Building Better Docker Images

It’s been about eight months since I wrote down some of my thoughts on building good docker images. The docker ecosystem has continued moving quickly and I’m pleased to say that most of the principles listed in the old article have aged well. I don’t have a ton to add, but here’s a few things that I’ve discovered since then:

  • Base images off of Alpine

    alpine is a 5 megabyte image based on Alpine Linux (Docker hub link). Despite being small, it comes with a package manager (apk) with access to a well-maintained, modern package repository. This base image is ideal for building tiny application containers (e.g. a 6 MB redis image, a 17 MB node.js 0.10 image, a 6 MB PostgreSQL client).

    Alpine presents some challenges if you need to stray beyond the package manager. Alpine uses musl libc, so most dynamically-linked “Linux” binaries that you can download off the web will not run. Instead, you may find yourself building from source, in which case it’s helpful to know that the Alpine build-base package is roughly equivalent to Debian’s build-essential. Alpine’s default shell is ash, but you can install bash through the package manager if you need or prefer.

  • Write tests

    I picked this up from the bright guys at Aptible. When you want to guarantee that your image has a certain feature set, it can be useful to run a suite of tests as part of the Dockerfile. If the image is just for you, this is probably overkill, but if other people are using or building off of your image, or if you want to make things explicit and maintainable (e.g. for others on your development team), it can be very helpful.

    With tests in the Dockerfile, a compiled and published image comes with guarantees about the image’s behavior. If you try to rebuild the image and the tests fail, you get some indication of what’s changed since then (typically some external state, as discussed in the previous article).

    Here’s an example of some simple tests from my jbergknoff/sass repository (link):

    #!/bin/sh
    echo --- Tests ---
    
    echo -n "it should install sassc 3.2.1... "
    sass -v | grep sassc | grep "3.2.1" > /dev/null
    [ "$?" -ne 0 ] && echo nope && exit 1
    echo ok
    
    echo -n "it should compile SCSS... "
    echo '$blue: #00f; .thing { color: $blue; }' > /tmp/test.scss
    sass /tmp/test.scss | grep "color: #00f" > /dev/null
    [ "$?" -ne 0 ] && echo nope && exit 1
    rm /tmp/test.scss
    echo ok
    

    This content is in a file test.sh which gets RUN as part of the Dockerfile. If a test fails, the Dockerfile build fails.

    If you’d prefer a test runner/framework, consider bats. It’s a light wrapper around bash scripting, adding some structure for testing (the ability to skip tests, setup/teardown steps, etc.).

  • Use scripts

    Sometimes it makes sense to break out a part of a Dockerfile into a shell script. For instance, while it’s good to clean up after installing a package through a package manager, it can get awkward to have a long && chain in a RUN command just to enforce cleanliness.

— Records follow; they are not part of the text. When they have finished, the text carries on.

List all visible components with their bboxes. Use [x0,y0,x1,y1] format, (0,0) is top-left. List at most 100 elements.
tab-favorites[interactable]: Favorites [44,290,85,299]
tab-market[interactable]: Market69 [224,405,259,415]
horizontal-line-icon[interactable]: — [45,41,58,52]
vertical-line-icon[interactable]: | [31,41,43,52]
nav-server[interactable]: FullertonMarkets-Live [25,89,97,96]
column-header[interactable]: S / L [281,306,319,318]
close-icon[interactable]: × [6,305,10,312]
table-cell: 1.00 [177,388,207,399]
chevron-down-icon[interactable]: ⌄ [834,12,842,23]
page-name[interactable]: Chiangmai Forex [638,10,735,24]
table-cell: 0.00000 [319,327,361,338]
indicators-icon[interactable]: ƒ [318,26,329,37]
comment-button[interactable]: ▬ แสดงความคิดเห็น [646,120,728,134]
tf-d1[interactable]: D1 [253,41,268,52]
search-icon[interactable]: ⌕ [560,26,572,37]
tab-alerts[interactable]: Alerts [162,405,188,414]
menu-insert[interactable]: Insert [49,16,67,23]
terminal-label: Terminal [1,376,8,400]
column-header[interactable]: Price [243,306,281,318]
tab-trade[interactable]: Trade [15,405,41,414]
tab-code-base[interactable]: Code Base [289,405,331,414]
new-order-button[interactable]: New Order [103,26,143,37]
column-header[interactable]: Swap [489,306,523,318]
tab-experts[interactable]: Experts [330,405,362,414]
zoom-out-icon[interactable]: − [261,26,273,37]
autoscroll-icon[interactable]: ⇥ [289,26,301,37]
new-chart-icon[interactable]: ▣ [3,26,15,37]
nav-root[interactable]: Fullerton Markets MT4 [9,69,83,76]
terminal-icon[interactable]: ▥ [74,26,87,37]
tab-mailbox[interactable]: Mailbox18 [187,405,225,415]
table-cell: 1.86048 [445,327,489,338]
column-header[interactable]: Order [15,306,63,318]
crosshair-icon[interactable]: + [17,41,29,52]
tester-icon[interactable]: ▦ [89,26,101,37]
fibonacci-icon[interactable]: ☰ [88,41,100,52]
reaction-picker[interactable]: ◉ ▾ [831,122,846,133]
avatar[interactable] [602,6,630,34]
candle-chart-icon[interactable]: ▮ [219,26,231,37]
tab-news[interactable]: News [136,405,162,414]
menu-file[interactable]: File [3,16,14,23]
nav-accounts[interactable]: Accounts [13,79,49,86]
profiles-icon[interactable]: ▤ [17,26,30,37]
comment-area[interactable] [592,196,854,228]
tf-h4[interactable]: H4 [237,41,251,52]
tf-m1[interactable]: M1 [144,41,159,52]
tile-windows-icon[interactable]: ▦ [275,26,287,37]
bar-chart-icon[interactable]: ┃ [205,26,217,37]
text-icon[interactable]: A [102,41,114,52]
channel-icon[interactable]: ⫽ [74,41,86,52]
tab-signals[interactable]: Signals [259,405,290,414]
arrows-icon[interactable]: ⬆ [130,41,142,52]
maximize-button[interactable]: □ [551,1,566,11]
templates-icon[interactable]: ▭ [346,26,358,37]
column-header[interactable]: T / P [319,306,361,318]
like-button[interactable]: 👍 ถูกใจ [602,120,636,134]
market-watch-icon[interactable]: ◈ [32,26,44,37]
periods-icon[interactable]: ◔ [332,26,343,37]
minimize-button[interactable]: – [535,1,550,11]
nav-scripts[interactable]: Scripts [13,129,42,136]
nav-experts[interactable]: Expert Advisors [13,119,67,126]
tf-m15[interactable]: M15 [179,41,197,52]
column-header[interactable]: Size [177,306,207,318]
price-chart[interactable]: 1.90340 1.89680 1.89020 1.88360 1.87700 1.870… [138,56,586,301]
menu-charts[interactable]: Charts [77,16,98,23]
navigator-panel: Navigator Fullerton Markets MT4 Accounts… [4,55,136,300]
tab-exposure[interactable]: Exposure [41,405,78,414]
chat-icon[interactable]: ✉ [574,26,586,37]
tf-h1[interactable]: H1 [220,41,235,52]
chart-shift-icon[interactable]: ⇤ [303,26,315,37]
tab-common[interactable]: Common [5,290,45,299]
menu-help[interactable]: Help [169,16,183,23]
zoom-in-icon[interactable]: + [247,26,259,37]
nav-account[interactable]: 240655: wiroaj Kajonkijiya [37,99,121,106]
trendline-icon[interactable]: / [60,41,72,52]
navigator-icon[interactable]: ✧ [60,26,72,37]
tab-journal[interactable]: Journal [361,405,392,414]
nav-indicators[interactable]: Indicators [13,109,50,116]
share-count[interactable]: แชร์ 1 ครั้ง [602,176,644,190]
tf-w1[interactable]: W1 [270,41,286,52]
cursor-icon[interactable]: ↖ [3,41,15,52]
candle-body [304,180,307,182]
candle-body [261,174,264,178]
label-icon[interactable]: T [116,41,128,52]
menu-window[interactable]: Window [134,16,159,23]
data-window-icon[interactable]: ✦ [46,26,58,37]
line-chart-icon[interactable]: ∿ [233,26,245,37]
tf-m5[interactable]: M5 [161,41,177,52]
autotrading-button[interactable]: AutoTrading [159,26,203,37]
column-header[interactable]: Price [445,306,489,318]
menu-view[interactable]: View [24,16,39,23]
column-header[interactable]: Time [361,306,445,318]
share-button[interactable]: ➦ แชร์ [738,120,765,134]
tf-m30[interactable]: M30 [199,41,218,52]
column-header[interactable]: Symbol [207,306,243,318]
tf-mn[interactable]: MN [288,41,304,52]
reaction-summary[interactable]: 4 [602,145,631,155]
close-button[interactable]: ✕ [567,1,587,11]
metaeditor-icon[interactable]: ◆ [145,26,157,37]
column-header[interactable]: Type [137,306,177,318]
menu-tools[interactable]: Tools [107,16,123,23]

    Instead, consider making a script. Here is another example from jbergknoff/sass, the build.sh script (link):

    #!/bin/sh
    
    # build
    apk --update add git build-base
    git clone https://github.com/sass/sassc
    cd sassc
    git clone https://github.com/sass/libsass
    SASS_LIBSASS_PATH=/sassc/libsass make
    
    # install
    mv bin/sassc /usr/bin/sass
    
    # cleanup
    cd /
    rm -rf /sassc
    apk del git build-base
    apk add libstdc++ # sass binary still needs this because of dynamic linking.
    rm -rf /var/cache/apk/*
    

    This script is responsible for grabbing the SASS source code, building it, and then cleaning up. Obviously the final image (a 9 megabyte SASS application container) shouldn’t have git installed, but imagine encoding that entire sequence as one big RUN simply to keep git out. It seems incongruous.

    Because all of the installation and cleanup happens in one RUN command, there is no extra bloat hanging around (recall that files introduced in one RUN and removed in a subsequent RUN are still taking up space in the image). This technique can help all sorts of Dockerfiles, making them cleaner and easier to understand. In the case of building from source, it’s almost always beneficial.